Photo: J.-A. Castonguay/Karsh/BAC e010678720
In June 1933, the photographer J.-A. Castonguay took this photo
of Yousuf Karsh who had recently arrived in Ottawa: J.-A.
Castonguay/Karsh/LAC e010678720
Entre 1860 et 1900, Topley et plusieurs autres photographes ont ouvert des studios sur la rue Sparks dans l’espoir d’attirer la clientèle des parlementaires sur la Colline du Parlement. D’autres ont choisi des emplacements sur la rue Rideau et la promenade Sussex dans la Basse-Ville pour la même raison. Certains photographes n’ont pas connu le succès espéré et ont fermé leurs studios. D’autres ont réussi à se tailler une place de choix dans le palmarès des photographes professionnels entre 1900 et 1950. John G. Topley, le frère de William, était un de ceux qui avaient un studio dans la Basse-Ville dans les années 1920 et 1930. Son studio était au 164 de la rue Rideau alors que celui de William Charron, qui a notamment pris des photos du feu de 1916 à l’édifice du Parlement, était de l’autre côté de la rue au 155 Rideau près de Dalhousie.
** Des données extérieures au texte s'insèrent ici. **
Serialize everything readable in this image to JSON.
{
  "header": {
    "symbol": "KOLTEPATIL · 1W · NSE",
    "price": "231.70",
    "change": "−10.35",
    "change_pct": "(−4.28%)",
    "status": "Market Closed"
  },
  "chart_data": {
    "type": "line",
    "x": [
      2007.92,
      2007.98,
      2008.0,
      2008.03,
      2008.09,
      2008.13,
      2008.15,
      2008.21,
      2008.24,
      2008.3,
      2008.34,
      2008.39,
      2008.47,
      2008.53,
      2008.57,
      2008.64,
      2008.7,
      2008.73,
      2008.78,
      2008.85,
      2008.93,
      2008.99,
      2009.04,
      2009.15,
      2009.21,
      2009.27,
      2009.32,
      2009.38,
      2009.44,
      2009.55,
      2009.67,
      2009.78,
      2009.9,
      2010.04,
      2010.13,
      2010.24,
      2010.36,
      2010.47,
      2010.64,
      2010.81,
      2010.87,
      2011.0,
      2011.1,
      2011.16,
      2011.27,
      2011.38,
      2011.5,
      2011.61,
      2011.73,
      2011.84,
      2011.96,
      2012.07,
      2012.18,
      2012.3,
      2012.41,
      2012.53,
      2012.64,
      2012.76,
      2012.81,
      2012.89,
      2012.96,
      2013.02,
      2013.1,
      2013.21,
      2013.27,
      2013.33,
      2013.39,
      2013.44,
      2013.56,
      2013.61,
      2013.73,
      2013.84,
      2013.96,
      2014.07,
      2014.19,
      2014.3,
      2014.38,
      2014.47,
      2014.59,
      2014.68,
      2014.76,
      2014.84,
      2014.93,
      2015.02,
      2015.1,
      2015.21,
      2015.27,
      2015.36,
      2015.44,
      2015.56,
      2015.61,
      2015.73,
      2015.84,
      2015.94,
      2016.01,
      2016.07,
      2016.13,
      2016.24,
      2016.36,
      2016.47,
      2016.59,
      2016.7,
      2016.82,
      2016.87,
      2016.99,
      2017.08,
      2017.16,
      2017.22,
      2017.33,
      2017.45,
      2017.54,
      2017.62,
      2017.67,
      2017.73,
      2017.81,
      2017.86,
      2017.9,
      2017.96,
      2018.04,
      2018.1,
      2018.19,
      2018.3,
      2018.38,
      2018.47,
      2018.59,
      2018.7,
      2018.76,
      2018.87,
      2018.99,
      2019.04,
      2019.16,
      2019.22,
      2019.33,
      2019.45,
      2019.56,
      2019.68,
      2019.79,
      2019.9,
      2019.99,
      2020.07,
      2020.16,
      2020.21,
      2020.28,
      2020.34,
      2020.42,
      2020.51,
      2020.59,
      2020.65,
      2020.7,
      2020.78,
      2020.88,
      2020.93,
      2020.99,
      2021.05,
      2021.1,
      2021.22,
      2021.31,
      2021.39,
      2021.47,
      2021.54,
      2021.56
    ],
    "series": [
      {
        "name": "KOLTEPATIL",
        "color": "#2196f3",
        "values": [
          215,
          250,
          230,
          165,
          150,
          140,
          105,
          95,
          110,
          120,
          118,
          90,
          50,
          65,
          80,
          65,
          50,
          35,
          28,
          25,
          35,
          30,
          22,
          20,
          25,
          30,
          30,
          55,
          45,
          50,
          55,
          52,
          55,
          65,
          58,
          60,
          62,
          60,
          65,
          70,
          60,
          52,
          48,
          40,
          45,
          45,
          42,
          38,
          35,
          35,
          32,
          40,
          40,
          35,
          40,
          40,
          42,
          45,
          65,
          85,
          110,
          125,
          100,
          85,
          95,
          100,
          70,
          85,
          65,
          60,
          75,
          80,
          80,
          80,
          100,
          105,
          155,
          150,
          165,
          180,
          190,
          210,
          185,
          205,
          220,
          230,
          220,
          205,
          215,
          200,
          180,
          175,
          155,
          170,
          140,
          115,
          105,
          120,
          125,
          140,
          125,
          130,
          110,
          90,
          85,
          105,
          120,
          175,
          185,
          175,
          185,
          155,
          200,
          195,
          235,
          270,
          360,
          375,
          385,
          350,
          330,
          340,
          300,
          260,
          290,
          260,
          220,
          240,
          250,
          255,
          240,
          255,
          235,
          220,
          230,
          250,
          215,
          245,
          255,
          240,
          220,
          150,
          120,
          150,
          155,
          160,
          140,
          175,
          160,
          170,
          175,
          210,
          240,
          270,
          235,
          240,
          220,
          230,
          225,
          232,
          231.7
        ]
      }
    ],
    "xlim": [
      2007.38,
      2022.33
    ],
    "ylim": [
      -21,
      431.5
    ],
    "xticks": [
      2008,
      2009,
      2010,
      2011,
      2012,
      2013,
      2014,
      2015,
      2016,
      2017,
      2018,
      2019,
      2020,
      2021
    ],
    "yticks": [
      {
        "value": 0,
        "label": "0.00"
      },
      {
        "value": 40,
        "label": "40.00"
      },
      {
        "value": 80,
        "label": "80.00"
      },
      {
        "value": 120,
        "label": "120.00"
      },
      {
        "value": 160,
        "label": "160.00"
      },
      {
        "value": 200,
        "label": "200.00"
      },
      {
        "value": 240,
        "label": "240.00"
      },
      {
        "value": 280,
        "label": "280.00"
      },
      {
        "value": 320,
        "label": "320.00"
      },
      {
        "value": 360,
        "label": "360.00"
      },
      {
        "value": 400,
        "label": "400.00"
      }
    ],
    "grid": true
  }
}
Celui qui a peut-être connu le plus de succès fut Jules-Alexandre Castonguay. Il a eu des studios sur la rue Murray et la promenade Sussex avant de déménager au 331 de la rue Dalhousie où il a travaillé pendant plusieurs décennies avant de prendre sa « retraite » en 1949. Castonguay est né à Vaudreuil, Québec, en 1877 et peu de temps après son arrivée dans la région d’Ottawa vers 1901, il a découvert qu’il pouvait faire de l’argent en prenant des photos, même s’il n’avait jamais pris de cours de photographie. De plus en plus de parlementaires, ainsi que de nombreux résidents de la Basse-Ville, lui ont fait confiance de sorte que Bibliothèque et Archives Canada conserve aujourd’hui des milliers de ses photos. Castonguay a aussi pris des photos d’évènements et de lieux dans la Basse-Ville qui, comme celles de Champlain Marcil et Michel Lafleur qui ont marché sur ses traces, sont de précieux souvenirs de l’histoire de notre communauté.